Making sure you use up any allowances you are entitled to is the first step to reducing the amount of tax you may be liable to pay. We’ve provided our ‘Top 5’ list of planning areas to consider before 5 April 2020. The rates given are correct for the 2019/20 tax year.
1. Your ISA allowance: don’t wait to use it
There are many different types of Individual Savings Account (ISA), including Lifetime ISAs, Junior ISAs and Innovative Finance ISAs, although the best known are Cash ISAs and Stocks & Shares ISAs.
If you invest your full allowance early on during each tax year rather than at the end, your money will have a longer time to potentially grow tax-efficiently. This can add up to extra money in your ISA if you invest the maximum £20,000 allowance. Of course, not everyone will be in a position to invest £20,000 every April – but the more you put in, and the earlier you do it, the better off you can be.
2. Top up your pension, but watch out for the lifetime allowance
Generally, the maximum amount that can be contributed tax-efficiently in total from all sources (for example, from you and your employer) each tax year is £40,000. Remember, to receive tax relief, your personal contributions can’t be any higher than your earnings (or £3,600 if more).
The lifetime allowance for most people is £1,055,000 in the tax year 2019/20. It applies to the total of all the pensions you have, including the value of pensions promised through any defined benefit schemes you belong to, but excluding your State Pension. If you take any excess amount above the lifetime allowance as a lump sum, it will be taxed at 55% (or 25% if taken as income or placed in drawdown).
3. Make use of gift allowances (Inheritance Tax Planning)
If you have a potential Inheritance Tax liability, there are ways of reducing this by making exempt gifts that are immediately outside of your estate. You can give up to £250 a year to as many people as you like. You can also give away up to £3,000 tax-free a year (but not to those who have had the £250 gift). If you don’t use this annual exemption, it can be carried over for the following year, but only up to a maximum of £6,000. Gifts made at the time of a wedding or registered civil partnership are given tax-free allowances: £5,000 can be given to a child; £2,500 can be given to a grandchild or great grandchild; £1,000 can be given to anyone.
If you can show that regular gifts were funded out of surplus income, not savings, you won’t pay Inheritance Tax. But it’s a complicated matter to prove, and on your death your personal representatives will need to provide evidence of your incomings and outgoings to demonstrate that the gifts were paid for out of surplus income, not from savings or investments.
4. The personal allowance: how not to lose it
Everyone has a basic personal tax-free allowance. This is the amount of income you can receive tax-free each year. You do not normally need to do anything in order to receive this, as it should automatically be applied when you are paying tax. If you earn over £100,000, this will be reduced, but otherwise it is £12,500 (2019/20 tax year).

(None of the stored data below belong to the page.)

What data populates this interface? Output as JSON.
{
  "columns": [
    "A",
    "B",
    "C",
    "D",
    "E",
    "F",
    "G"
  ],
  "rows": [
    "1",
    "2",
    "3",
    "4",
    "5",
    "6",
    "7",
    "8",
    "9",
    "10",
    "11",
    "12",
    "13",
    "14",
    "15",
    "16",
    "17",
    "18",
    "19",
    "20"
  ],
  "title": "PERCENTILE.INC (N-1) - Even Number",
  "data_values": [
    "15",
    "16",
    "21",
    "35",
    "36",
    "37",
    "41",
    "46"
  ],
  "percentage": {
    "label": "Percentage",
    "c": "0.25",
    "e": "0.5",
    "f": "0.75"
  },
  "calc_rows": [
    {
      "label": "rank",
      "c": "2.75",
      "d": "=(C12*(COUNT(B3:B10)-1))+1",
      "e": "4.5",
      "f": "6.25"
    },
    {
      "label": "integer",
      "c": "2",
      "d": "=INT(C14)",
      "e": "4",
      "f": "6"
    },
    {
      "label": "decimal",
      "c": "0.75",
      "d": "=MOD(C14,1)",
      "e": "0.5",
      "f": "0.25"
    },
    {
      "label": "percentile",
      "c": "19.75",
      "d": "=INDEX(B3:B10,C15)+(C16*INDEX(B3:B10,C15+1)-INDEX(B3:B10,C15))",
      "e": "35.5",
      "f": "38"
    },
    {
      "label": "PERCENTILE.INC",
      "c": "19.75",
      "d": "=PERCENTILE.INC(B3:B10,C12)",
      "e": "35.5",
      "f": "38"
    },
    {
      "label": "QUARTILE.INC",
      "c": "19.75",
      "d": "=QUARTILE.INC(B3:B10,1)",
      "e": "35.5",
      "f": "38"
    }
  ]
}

If you are married and have used up your personal allowance, but your partner has not, it may be beneficial to transfer some savings or other assets into their name, but you need to bear in mind they will then legally own those assets. Or you can make use of the Marriage Allowance, which allows 10% of a non-taxpayer’s personal allowance to be transferred to their basic-rate taxpaying spouse.
5. Don’t forget capital gains
The annual exemption is £12,000 for 2019/20. If you have unrealised gains, you may decide to dispose of some before the end of the tax year to use up your annual exemption. Married couples are taxed individually on capital gains, so transferring an asset from one spouse to another before realising a gain can be tax-efficient as long as the transfer represents a genuine gift from one to the other. As far as possible, it is important to use the annual exemption each tax year because, if unused, it cannot be carried forward.
When you sell a property that qualifies for the main residence tax relief, you do not have to pay Capital Gains Tax (CGT) on it. This main residence relief is extended for 18 months after you vacate the property. What this means is that you can sell your family home within a year-and-a-half of moving out of it and still qualify for the main residence relief (that is, pay no CGT).
1) A pension is a long-term investment.
2) The fund value may fluctuate and can go down, which would have an impact on the level of pension benefits available.
3) Pensions are not normally accessible until age 55. Your pension income could also be affected by interest rates at the time you take your benefits. The tax implications of pension withdrawals will be based on your individual circumstances, tax legislation and regulation, which are subject to change in the future.
4) The value of investments and income from them may go down. You may not get back the original amount invested.
5) Past performance is not a reliable indicator of future performance.
6) Any levels and bases of, and reliefs from, taxation are subject to change.